Multi-Place Signatures
You can use the Multi-Place Signature option to add digital signatures to multiple pages at the same time:
Figure 7. Sign Document Dialog Box
•Select a certificate from the system store or the local computer.
•Click View Certificate to view details about the selected certificate.
•Click Create Certificate to create a new certificate. The dialog box displayed in (figure 3) will open.
•Click the Reason for Signing menu, or enter text into the box manually, to add a reason for signing the document.
•Click the Location box to enter a location as desired.
•Click the Contact Info box to add contact information to the signature.
•Click the Permissions box to determine the changes that are permitted after the document has been signed.
•Click the Sign Template menu to select layout options for the signature and associated information.
•Click Manage to manage/customize/create signature templates. The Digital Signature Appearance Templates dialog box will open, as detailed below.
•Select the Use Timestamp Server box to select a timestamp server to add to the signature, then select a timestamp server from the dropdown menu. Click Change to view/edit the details of the timestamp server used.
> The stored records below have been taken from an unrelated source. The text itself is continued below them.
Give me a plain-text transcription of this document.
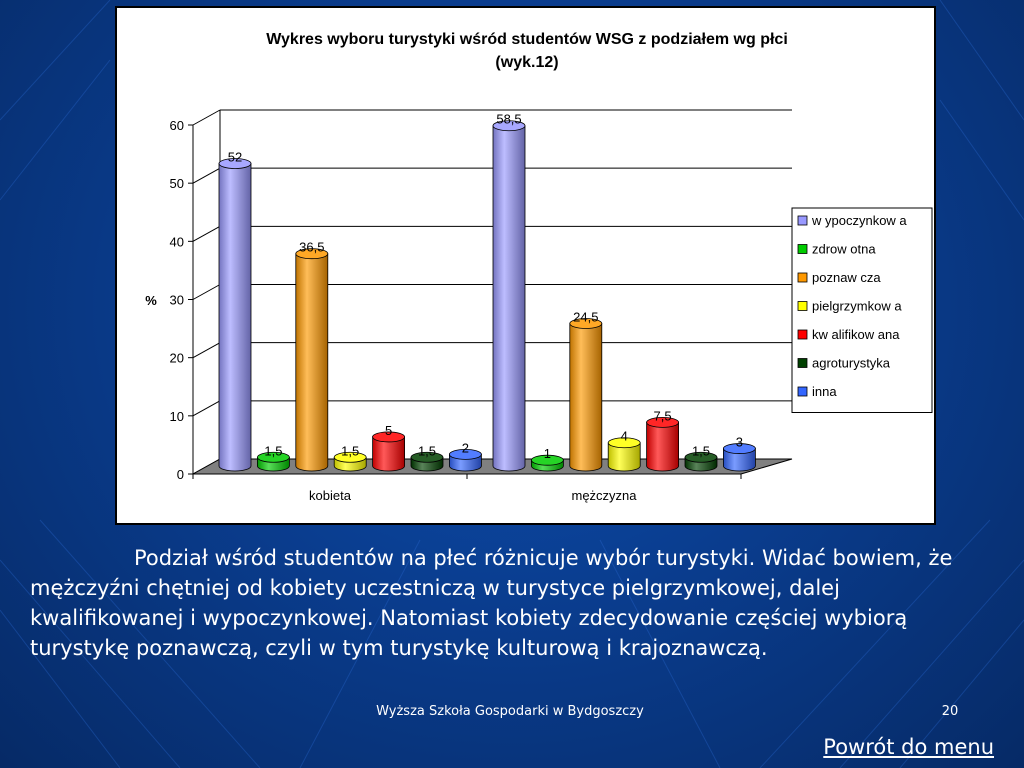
Wykres wyboru turystyki wśród studentów WSG z podziałem wg płci
(wyk.12)
%
0
10
20
30
40
50
60
kobieta	mężczyzna
52
1,5
36,5
1,5
5
1,5 2
58,5
1
24,5
4
7,5
1,5
3
w ypoczynkow a
zdrow otna
poznaw cza
pielgrzymkow a
kw alifikow ana
agroturystyka
inna

Podział wśród studentów na płeć różnicuje wybór turystyki. Widać bowiem, że mężczyźni chętniej od kobiety uczestniczą w turystyce pielgrzymkowej, dalej kwalifikowanej i wypoczynkowej. Natomiast kobiety zdecydowanie częściej wybiorą turystykę poznawczą, czyli w tym turystykę kulturową i krajoznawczą.

Wyższa Szkoła Gospodarki w Bydgoszczy	20
Powrót do menu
•Use the Placement Options to determine where signatures are placed:
•Click All, Current or Custom to determine the pages on which the signature is placed. Page range settings are detailed here.
•Use the Zoom options to change the zoom level in the preview window as desired.
•Click and drag the bounding box, or use the number boxes, to determine the location at which the signature is placed on the page.
Certifying Documents
Click Certify to certify documents and add a visible signature:
Figure 6. Certify Documents Location
The Sign Document dialog box will open, as detailed above. Determine settings as desired and then click OK to certify the document. Note that once a document has been certified with a signature, it is not possible to add another signature to the document. If you want to certify documents without adding a physical signature, then use the Certify (Invisible) option immediately below the Certify option in the user interface.